Aus: Fürther Nachrichten, 27.12.2001

Kunststoffschornsteine verstecken Mobilfunkantennen
Kamin ist nur Attrappe
Denkmalschutz wahren – Bund Naturschutz will neue Prioritäten

FÜRTH – Sie sehen aus wie Schornsteine, werden aber niemals qualmen. Auf etlichen Fürther Dächern ragen plötzlich Kunststoffkamine in die Höhe, die neben den rauchenden Originalen durchaus echt wirken. Der Sinn der Sache: Die Attrappen verkleiden Mobilfunkantennen, um diese zu verbergen.

Helga Krause, zweite Vorsitzende des Bund Naturschutz (BN), traute ihren Augen nicht, als sie vor zehn Tagen durch die Mathildenstraße lief. Auf dem Dach eines Hauses installierten Arbeiter neben dem bisherigen Kamin zwei haargenau gleich aussehende Attrappen, hinter denen die bereits angebrachten Mobilfunkmasten verschwanden.

Das Haus steht unter Denkmalschutz. Und laut Unterer Denkmalschutzbehörde brauchen Eigentümer für Veränderungen am Gebäude eine offizielle Erlaubnis. Wer also seinem denkmalgeschützten Anwesen eine das Gesamtbild verschandelnde Antenne aufs Dach pfropfen möchte, muss um Genehmigung bitten.
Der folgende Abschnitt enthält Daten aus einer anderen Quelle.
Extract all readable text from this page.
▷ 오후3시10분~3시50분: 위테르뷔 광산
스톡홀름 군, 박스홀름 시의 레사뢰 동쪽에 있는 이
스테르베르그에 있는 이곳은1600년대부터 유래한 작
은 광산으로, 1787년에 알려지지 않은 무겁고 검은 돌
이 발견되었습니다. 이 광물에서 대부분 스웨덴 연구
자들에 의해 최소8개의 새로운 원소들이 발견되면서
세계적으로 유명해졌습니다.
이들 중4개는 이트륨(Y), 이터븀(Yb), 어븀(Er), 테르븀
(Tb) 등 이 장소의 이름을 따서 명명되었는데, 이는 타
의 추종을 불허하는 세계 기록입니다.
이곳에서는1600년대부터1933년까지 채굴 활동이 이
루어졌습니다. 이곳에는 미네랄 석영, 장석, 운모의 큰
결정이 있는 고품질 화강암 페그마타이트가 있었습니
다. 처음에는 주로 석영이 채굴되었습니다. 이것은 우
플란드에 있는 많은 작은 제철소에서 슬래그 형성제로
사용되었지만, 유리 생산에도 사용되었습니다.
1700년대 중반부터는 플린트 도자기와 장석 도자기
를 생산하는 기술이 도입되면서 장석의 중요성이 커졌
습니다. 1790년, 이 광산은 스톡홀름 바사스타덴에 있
Und die wird nur erteilt, wenn der „Stein“ des Anstoßes versteckt wird. Zum Beispiel hinter einer Schornsteinattrappe.

„Ich finde es sehr ärgerlich, dass der Denkmalschutz Priorität hat und nicht die Gesundheit der Kinder“, moniert Helga Krause und verweist auf die Leopold-Ullstein-Realschule, die direkt gegenüber liegt. Solange nicht bewiesen sei, dass die Strahlung der Handymasten unschädlich ist, sollten sie ihrer Ansicht nach nicht in „sensiblen“ Bereichen aufgestellt werden, also in der Nähe von Schulen, Kliniken oder Kindergärten. „Mit den künstlichen Schornsteinen“, so findet Helga Krause, „schlagen die Mobilfunkbetreiber zwei Fliegen mit einer Klappe.“ Einerseits würden sie die Denkmalschutzauflagen wahren, andererseits aber die Anwohner in Sicherheit wiegen. Denn über Masten, die nicht sichtbar seien, rege sich niemand auf.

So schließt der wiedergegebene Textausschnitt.